Fri Oct 27, 2006 11:10 pm (PST)
Subject: Brad Will, US Journalist and cameraman,
killed in Oaxaca - killer ID'd - actions planned in US
PRESS RELEASE
For Immediate Release
October 28, 2006, 12:40 a.m.
Contact:
Beka Economopoulos, (917) 202-5479
Brandon Jourdan, (646) 342-8169
Eric Laursen, (917) 806-6452
WILLIAM BRADLEY ROLAND, U.S. JOURNALIST/CAMERMAN,
KILLED BY OAXACA PARAMILITARIES
KILLER ID'D - ACTIONS BEING PLANNED IN U.S.
William Bradley Roland, aka Brad Will, a U.S.

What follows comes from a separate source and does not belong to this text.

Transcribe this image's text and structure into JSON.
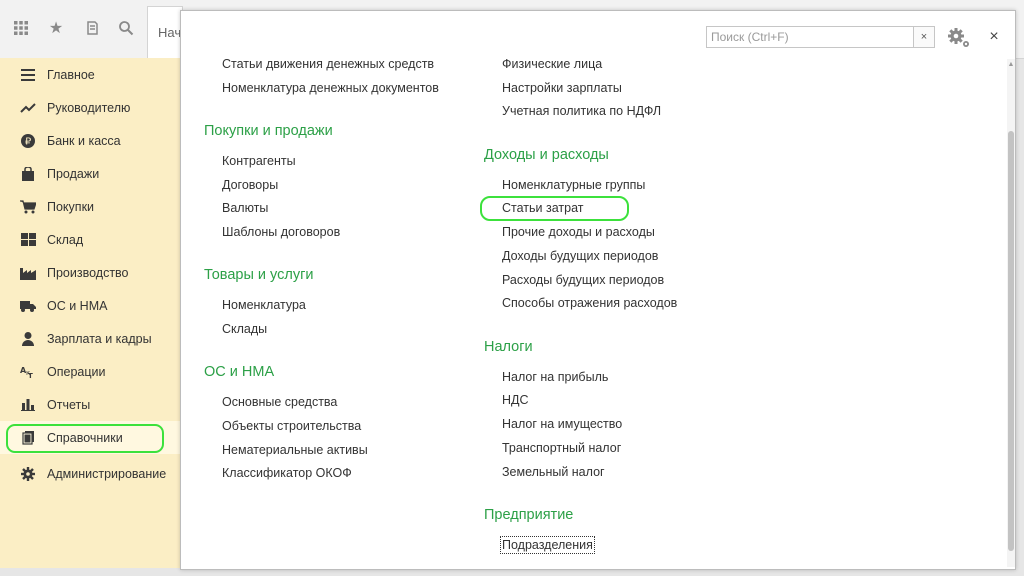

journalist and camerman, was shot and killed
yesterday in Oaxaca, Mexico, by paramiliaries
affiliated with the PRI, the former Mexican
ruling party. Will was in Oaxaca covering the
continued resistance of teachers and other
workers against the PRI-controlled government of
the State of Oaxaca. According to reports from
New York City Independent Media Center and La
Jornada, Will, 36, was shot at the Santa Lucia
Barricade from a distance of 30-40 meters in the
pit of the stomach by plainclothes paramilitaries
and died while enroute to the Red Cross.
Centro de Medias Libres (
http://vientos.info/cml )
in Mexico City reports that from Will's recovered
videiotapes, they have identified his killer as a
paramilitary named Pedro Carmona, ex-president of
Felipe Carrillo Puerto de Santa Lucia del Camino, a colonia in Oaxaca.
At last report, Will was one of five people who
died in the last day, along with 17 wounded, as
paramilitaries and federal police poured in to
retake the city, according to Centro de Medias
Libres. The city had been in the hands of the
workers for five months. Will is the first
American to be killed in the months-long
confrontation. A longtime journalist and
activist, he covered land occupations in the
Pacific Northwest of the U.S., direct actions and
rebellions in Argentina and Ecuador, land
occupations in Brazil, and anti-privatization
struggles in Bolivia. He was a much-beloved
figure in the global justice movement in the U.S.
and leaves behind many grieving friends.
Friends of Brad in the U.S. will be calling
actions in the next day to demand that the U.S.
State Department press the Mexican government to
investigate Brad's murder and address the
terroristic regime that made it possible.
Additionally, they will press for solidarity in
the U.S. with the Mexican movement for social
justice that Brad gave his life to document in Oaxaca.